One issue which will likely come up in this task is the order of the points and the signs of their differences. Looking at (-1,1) and (2,3) as an example, students may find  3 and 2 for the change in $x$ and $y$ coordinates or they may find -3 and -2. Either is viable, since when we apply the Pythagorean theorem we will square the quantities and $3^2 + 2^2 = (-3)^2 + (-2)^2$. These calculations build on and reinforce student understanding of distance and absolute value developed in 6.NS.7 and 7.NS.2.

## Solution

1. The three points and the segments joining them are plotted and labeled below: To calculate the distance between two of the points, $A$ and $B$ for example, we can use the Pythagorean Theorem provided we can find a right triangle which has $\overline{AB}$ as one side. The vertical and horizontal grid lines are perpendicular to one another so we can make a right angle by choosing one vertical grid line segment and one horizontal grid line segment as the legs of our triangle. This is also pictured above as $\triangle ADB$ is a right triangle with right angle $D$. We can apply the Pythagorean theorem to $\triangle ADB$ to find $$|AB|^2 = |AD|^2 + |BD|^2.$$We know $|AD| = 2$ units and $|BD| = 6$ units by counting squares on the coordinate grid. So this means $|AD| = \sqrt{40}$ units. Applying the same technique to $\triangle AEC$ with right angle $E$ we find $|AC| = \sqrt{25} = 5$ units. Using $\triangle CFB$ we find that $|CB| = \sqrt{45}$ units.

2. Building on the work in part (a), we can look for a pattern in the calculations. In each case we take a square root and we are taking the square root of the square of the horizontal change in the point coordinates added to the square of the vertical change in the point coordinates. Applying this idea to (5,9) and (-4,2), the horizontal change in these coordinates is $5 -(-4) = 9$ while the vertical change is $9-2=7$. The squares of these numbers are $9^2 = 81$ and $7^2 = 49$. Then the square root of the sum of these squares is $\sqrt{81+49} = \sqrt{130}$. So the segment joining $(5,9)$ to $(-4,2)$ has length $\sqrt{130}$ units.
3. Looking at part (b), we need to find the horizontal and vertical distance covered to go from $(u,v)$ to $(s,t)$. Moving from $u$ to $s$ requires a horizontal displacement of $s-u$ units while going from $v$ to $t$ is a vertical displacement of $t-v$ units. Applying the pattern in part (b), the distance from $(u,v)$ to $(s,t)$ is $\sqrt{(s-u)^2 + (t-v)^2}$.

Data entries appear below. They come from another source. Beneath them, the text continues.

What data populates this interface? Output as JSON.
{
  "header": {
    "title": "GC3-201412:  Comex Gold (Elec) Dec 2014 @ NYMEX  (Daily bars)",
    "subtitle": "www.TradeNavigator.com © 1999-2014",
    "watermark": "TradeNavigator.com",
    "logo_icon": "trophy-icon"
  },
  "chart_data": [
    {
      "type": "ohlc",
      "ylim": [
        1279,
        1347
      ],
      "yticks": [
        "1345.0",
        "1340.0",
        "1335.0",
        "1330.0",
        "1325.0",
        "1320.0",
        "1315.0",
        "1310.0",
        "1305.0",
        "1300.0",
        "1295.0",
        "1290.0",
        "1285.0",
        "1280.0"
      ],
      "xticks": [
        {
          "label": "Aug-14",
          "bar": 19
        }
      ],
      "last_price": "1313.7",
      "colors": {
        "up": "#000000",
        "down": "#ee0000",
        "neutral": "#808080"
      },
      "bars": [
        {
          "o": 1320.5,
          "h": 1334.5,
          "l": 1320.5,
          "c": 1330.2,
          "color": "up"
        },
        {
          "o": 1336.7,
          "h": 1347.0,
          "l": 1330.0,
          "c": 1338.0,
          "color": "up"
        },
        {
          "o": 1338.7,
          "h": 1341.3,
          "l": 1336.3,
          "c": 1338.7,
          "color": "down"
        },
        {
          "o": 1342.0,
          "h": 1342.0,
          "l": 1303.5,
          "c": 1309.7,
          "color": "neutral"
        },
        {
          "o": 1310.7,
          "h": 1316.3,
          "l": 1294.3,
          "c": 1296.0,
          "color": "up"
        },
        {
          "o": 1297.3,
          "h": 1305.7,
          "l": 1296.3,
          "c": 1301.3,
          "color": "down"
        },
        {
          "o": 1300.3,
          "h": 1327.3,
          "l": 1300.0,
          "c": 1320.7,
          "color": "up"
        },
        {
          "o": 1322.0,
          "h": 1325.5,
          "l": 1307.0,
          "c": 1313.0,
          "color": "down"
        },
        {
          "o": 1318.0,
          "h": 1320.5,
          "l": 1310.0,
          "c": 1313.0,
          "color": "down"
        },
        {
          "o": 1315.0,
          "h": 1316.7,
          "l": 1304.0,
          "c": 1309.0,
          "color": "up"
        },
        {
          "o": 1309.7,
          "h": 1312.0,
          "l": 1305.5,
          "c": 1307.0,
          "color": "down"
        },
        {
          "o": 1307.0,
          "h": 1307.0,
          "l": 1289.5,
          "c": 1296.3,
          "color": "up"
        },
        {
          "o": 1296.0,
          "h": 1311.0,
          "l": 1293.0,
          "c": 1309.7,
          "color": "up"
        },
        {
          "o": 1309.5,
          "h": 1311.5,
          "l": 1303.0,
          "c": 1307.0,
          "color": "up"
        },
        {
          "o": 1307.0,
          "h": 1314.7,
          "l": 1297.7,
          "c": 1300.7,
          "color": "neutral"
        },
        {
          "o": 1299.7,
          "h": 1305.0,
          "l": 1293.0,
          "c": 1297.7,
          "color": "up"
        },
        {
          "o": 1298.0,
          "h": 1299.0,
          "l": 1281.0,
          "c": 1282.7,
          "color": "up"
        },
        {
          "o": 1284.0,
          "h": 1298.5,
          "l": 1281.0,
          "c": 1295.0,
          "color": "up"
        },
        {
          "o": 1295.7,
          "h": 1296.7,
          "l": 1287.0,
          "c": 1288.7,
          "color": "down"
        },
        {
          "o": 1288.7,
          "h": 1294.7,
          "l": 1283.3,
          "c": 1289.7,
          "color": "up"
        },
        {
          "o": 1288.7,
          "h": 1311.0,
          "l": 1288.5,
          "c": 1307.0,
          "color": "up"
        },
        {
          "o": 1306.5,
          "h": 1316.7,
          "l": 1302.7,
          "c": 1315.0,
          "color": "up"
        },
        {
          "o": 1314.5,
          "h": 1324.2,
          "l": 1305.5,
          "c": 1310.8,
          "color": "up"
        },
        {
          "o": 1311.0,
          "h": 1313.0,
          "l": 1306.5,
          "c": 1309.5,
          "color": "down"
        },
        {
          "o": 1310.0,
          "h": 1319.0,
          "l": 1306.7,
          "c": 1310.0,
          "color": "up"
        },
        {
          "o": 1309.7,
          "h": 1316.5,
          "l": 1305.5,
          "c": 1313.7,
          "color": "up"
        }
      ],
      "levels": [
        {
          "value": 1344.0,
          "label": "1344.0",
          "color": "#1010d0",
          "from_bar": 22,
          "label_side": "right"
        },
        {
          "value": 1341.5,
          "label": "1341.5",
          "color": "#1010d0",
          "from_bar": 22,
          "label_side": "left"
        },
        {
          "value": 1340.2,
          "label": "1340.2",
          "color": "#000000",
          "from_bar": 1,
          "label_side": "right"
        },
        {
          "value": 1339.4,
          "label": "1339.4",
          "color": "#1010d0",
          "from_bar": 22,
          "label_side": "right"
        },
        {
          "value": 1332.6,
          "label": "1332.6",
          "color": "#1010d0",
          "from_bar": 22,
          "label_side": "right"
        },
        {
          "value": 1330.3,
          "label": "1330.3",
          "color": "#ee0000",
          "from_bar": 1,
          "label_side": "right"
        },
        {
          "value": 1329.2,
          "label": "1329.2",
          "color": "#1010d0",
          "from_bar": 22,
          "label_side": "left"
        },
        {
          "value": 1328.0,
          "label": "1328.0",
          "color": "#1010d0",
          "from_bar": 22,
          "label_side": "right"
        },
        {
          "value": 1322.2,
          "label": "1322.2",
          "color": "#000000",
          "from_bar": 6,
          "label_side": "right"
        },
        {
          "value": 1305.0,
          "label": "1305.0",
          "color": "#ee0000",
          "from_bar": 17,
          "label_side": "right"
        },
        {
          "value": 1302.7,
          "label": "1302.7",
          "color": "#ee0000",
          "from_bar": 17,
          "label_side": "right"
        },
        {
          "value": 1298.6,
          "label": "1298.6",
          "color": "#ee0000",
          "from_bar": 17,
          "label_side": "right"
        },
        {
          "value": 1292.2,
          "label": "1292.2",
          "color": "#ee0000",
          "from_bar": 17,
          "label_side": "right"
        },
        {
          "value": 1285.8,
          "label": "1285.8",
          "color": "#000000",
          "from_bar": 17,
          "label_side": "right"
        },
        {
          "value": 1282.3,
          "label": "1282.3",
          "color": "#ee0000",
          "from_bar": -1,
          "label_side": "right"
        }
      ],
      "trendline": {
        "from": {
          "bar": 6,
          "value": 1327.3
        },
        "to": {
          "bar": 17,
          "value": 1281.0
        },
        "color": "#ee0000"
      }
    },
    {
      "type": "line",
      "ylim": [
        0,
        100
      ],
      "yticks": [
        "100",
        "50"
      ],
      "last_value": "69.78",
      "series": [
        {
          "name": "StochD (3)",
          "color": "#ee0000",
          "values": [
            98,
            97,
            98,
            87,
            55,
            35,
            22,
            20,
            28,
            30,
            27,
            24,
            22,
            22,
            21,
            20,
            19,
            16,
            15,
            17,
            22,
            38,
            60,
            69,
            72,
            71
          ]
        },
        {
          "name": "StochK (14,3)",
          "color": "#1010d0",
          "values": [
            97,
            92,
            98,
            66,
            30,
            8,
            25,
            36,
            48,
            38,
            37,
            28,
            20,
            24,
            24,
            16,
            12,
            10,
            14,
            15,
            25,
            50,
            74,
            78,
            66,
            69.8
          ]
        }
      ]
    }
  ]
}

We can verify this formula and pattern by drawing a representative picture as in part (a), though we have not labeled the numbers on the axes because we do not know the exact coordinates of the points: There are many other possible pictures as $(u,v)$ or $(s,t)$ could lie on one of the coordinate axes or could be in different quadrants. The Pythagorean relationship, however, holds regardless of where we translate the image.

In order to find the distance from $(u,v)$ to $(s,t)$ we can make these points two vertices of a rectangle, with horizontal and vertical sides, as drawn above. We let $A = (s,t)$ and $B = (u,v)$ in the following calculations. Since side $\overline{BQ}$ is vertical, this means that the $x$-coordinate of $Q$ is the same as that of $B=(u,v)$, namely $u$. Similarly, the $y$-coordinate of $Q$  is the same as the $y$-coordinate of $A = (s,t)$, namely $t$. So $Q = (u,t)$. Leg $\overline{BQ}$ has length $|t-v|$ while leg $QA$ has length $|s-u|$. Applying the Pythagorean theorem we find that the distance from $(u,v)$ to $(s,t)$ is $\sqrt{|s-u|^2 + |t-v|^2}$. This is the same as what we found above: the square of any number is non-negative so $|s-u|^2 = (s-u)^2$ and $|t-v|^2 = (t-v)^2$.

4. Here we apply the formula found in part (c) with $(u,v) = (5,3)$ and $(s,t) = (-1,1)$. We find that the distance between these points is $\sqrt{(-1-5)^2 + (1-3)^2} = \sqrt{40}$, agreeing with our calculations in part (a). The formula gives the same answers as we calculated above in all of the rest of the cases as well.